Sara Lloyd at thedigitalist (a Pan/Macmillan blog) picks up on the contrast we drew between services which stream digital books and those which offer downloads (along with Google Book Search, Amazon Search Inside and the Open Content Alliance, Exact Editions is squarely on the streaming side of this divide). So of course, we think that there is a lot to be said for the streaming approach.

For example it has recently occurred to us that as a platform which provides access but does not offer a download, we are in a good position to offer promotional access through WiFi hotspots. Why does the access-streaming solution win over the ‘download a file’ approach, in WiFi environments? For two main reasons, first because the support issues are minimal and secondly because there is no download to ‘walk out’ of the WiFi hotspot — which means that premium content can be given away in a reasonably precise location, and only there. So any magazine publisher or book publisher who likes this market and the project of geosampling should give us a call. If you can see an interesting market through promoting digital print in a WiFi shop window, or alongside one of the big consumer brands that is going for WiFi (think Virgin, McDonalds or Starbucks), then you should email and we will see if we can pop you into the zone, where your stuff can be sampled and tasted.

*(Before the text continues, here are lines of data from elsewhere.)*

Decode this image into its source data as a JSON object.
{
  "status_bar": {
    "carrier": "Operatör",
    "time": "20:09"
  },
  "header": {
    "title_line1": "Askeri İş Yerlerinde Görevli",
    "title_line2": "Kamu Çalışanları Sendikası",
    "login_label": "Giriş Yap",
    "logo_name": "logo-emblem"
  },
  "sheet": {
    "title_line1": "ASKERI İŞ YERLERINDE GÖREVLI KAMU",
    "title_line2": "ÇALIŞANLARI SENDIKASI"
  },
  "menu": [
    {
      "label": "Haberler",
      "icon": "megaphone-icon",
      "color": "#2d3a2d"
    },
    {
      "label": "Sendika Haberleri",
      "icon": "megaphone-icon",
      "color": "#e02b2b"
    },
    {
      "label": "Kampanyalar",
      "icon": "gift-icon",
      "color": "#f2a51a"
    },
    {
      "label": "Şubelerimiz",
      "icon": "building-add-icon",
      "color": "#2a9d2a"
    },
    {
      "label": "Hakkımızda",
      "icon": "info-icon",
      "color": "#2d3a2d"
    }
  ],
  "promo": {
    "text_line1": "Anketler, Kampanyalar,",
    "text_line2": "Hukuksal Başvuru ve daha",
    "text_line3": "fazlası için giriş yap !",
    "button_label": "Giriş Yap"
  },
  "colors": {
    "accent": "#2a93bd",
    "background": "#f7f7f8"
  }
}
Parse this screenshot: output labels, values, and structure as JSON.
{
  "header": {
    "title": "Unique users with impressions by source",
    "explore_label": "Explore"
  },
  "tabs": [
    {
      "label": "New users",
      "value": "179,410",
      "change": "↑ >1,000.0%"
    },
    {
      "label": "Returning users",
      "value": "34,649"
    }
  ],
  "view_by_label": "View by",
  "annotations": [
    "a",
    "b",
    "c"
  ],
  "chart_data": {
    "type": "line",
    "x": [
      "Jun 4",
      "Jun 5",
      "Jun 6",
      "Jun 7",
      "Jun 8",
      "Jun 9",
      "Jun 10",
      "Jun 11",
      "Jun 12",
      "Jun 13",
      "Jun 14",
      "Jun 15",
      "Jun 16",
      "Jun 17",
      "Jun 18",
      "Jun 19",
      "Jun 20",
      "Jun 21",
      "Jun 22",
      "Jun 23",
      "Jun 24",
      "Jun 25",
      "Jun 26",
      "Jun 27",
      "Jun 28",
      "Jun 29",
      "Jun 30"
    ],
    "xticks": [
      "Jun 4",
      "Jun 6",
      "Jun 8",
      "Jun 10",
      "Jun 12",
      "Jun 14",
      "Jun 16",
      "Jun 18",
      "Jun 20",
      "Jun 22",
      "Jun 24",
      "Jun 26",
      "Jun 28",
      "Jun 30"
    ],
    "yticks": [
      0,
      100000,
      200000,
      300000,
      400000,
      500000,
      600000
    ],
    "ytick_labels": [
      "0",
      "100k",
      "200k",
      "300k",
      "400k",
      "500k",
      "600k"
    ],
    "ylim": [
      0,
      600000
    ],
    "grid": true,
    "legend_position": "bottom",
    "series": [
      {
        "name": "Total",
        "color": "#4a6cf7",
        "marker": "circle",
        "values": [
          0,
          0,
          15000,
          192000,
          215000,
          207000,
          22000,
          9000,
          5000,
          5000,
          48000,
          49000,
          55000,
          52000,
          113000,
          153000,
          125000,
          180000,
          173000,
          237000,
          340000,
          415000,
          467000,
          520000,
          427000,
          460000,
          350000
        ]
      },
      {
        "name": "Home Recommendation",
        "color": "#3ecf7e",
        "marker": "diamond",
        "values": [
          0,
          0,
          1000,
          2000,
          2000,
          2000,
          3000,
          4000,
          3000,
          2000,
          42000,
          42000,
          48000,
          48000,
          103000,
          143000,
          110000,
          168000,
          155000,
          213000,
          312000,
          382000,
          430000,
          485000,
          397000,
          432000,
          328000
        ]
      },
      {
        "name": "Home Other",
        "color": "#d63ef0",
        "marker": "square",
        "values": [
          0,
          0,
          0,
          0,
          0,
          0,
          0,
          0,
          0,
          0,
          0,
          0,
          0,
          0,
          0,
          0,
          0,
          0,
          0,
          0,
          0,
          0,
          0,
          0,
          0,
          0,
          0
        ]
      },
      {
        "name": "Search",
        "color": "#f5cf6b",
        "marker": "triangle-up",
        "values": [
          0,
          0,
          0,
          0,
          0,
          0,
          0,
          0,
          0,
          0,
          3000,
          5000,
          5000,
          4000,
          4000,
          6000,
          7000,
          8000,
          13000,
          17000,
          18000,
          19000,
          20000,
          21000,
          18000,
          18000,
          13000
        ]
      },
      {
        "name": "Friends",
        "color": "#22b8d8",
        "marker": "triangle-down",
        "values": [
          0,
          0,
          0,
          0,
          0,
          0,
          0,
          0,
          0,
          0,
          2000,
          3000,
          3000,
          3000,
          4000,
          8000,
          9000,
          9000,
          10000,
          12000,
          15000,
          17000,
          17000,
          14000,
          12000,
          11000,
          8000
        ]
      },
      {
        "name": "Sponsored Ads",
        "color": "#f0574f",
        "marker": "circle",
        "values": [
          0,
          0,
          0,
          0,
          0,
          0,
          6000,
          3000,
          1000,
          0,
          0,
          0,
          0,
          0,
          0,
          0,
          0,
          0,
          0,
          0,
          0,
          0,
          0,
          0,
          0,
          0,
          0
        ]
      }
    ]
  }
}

Reverting to the Macmillan blog, one has to agree with Sara that the traditional eBook mindset often goes with an over-rigid view of what reading is, and a monolithic view of what a book is. If you want to challenge the traditional and monolithic view of what a book is and how it should be read, you must read Pierre Bayard’s book How to Talk About Books You Haven’t Read. It is a brilliant and deeply wise, funny and subversive book by a Professor of literature at the Sorbonne (and bien sur I have not read it {all{yet}}). The book is short enough to demand no more than half a day of unreading time. And if you decide not to read it, please remember and repeat the Wildean aphorism with which Bayard begins his book — “one should never read a book that one intends to recommend, it prejudices one so…..” (slightly adapted).